Haïti : À qui profite l’insécurité ? Par Pierre Josué Agénor Cadet
Haïti : À qui profite l’insécurité ?
Par Pierre Josué Agénor Cadet
« On ne résout pas les problèmes avec ceux qui les ont créés. »
Albert Einstein
Depuis plusieurs années, Haïti vit sous l’emprise de la peur. Les enlèvements, les massacres, les déplacements forcés de populations, l’effondrement des institutions et l’expansion des groupes armés sont devenus le quotidien d’un peuple abandonné à son sort. Face à cette tragédie, une question s’impose avec une force croissante : à qui profite cette insécurité ?

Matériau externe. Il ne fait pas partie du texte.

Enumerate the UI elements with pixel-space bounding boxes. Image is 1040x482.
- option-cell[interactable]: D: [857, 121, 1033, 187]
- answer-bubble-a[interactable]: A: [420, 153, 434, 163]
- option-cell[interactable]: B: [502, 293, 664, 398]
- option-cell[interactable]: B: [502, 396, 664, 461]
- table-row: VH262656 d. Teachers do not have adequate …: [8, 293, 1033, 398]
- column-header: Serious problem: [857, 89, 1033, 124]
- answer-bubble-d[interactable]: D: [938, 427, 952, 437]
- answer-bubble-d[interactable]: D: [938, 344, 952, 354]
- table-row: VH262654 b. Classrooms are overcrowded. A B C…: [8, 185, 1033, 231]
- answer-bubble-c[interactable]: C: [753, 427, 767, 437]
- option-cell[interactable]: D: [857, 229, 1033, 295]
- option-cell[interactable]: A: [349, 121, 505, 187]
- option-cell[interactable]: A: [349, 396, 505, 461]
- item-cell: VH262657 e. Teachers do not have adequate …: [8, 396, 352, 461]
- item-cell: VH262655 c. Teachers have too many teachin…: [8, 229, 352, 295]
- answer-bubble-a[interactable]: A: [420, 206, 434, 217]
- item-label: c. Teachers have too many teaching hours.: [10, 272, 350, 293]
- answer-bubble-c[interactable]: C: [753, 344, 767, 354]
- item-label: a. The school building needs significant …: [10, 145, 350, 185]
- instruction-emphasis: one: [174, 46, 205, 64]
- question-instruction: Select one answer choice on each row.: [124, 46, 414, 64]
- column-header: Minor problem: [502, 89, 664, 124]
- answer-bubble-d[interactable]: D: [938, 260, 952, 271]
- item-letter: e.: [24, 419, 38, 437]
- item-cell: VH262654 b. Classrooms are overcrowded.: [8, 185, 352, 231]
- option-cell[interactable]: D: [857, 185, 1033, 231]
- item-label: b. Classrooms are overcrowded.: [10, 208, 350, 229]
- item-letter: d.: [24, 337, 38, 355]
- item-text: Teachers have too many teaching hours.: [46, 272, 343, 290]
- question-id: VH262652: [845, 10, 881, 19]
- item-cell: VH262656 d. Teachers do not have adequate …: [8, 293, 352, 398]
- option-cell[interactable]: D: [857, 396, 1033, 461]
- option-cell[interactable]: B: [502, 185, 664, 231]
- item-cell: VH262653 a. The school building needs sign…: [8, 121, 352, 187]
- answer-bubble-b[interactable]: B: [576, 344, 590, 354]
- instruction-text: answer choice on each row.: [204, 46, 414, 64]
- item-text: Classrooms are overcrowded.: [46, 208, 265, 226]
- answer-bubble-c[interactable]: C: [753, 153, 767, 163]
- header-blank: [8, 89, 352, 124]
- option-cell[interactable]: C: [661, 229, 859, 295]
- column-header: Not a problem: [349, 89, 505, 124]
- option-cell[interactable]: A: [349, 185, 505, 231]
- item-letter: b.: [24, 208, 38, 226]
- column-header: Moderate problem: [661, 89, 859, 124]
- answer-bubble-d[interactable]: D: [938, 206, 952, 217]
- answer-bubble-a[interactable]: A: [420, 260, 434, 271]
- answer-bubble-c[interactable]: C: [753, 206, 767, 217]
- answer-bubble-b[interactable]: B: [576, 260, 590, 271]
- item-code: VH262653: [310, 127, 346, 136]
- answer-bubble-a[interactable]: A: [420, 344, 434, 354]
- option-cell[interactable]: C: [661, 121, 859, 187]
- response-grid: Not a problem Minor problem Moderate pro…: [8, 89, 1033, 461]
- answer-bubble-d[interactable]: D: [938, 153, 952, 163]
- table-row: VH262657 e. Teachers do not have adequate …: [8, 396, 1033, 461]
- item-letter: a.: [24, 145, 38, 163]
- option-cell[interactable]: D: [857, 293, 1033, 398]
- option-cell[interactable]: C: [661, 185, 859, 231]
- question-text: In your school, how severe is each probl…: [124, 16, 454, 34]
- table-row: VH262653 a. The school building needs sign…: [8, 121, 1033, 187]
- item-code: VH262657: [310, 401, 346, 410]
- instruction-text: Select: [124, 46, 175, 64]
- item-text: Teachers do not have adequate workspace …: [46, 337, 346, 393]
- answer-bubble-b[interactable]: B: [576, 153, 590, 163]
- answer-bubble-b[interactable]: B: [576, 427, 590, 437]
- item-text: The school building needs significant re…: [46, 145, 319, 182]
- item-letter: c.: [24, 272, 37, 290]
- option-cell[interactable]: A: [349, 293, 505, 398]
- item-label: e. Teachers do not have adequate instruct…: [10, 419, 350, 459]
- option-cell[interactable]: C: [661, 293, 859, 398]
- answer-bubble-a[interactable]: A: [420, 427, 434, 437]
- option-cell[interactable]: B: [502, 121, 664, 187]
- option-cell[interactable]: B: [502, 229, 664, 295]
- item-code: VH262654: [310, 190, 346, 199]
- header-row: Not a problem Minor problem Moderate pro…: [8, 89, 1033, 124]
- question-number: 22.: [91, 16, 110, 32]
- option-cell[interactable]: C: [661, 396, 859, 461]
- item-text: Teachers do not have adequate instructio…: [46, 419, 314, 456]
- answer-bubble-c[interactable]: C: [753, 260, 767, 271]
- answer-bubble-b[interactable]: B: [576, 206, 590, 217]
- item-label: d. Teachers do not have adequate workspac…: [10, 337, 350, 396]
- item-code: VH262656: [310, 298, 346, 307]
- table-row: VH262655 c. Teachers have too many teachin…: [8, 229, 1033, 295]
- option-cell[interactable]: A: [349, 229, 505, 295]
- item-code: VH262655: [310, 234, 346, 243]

Ceux qui se présentaient comme les principaux opposants au régime du président Jovenel Moïse avaient promis un nouveau départ pour le pays. Selon eux, son départ ouvrirait la voie à la démocratie, à la stabilité et au redressement national. Cinq ans après son assassinat, le constat est accablant : jamais l’État n’a paru aussi fragile, jamais les citoyens n’ont été aussi vulnérables, jamais le territoire n’a semblé aussi morcelé.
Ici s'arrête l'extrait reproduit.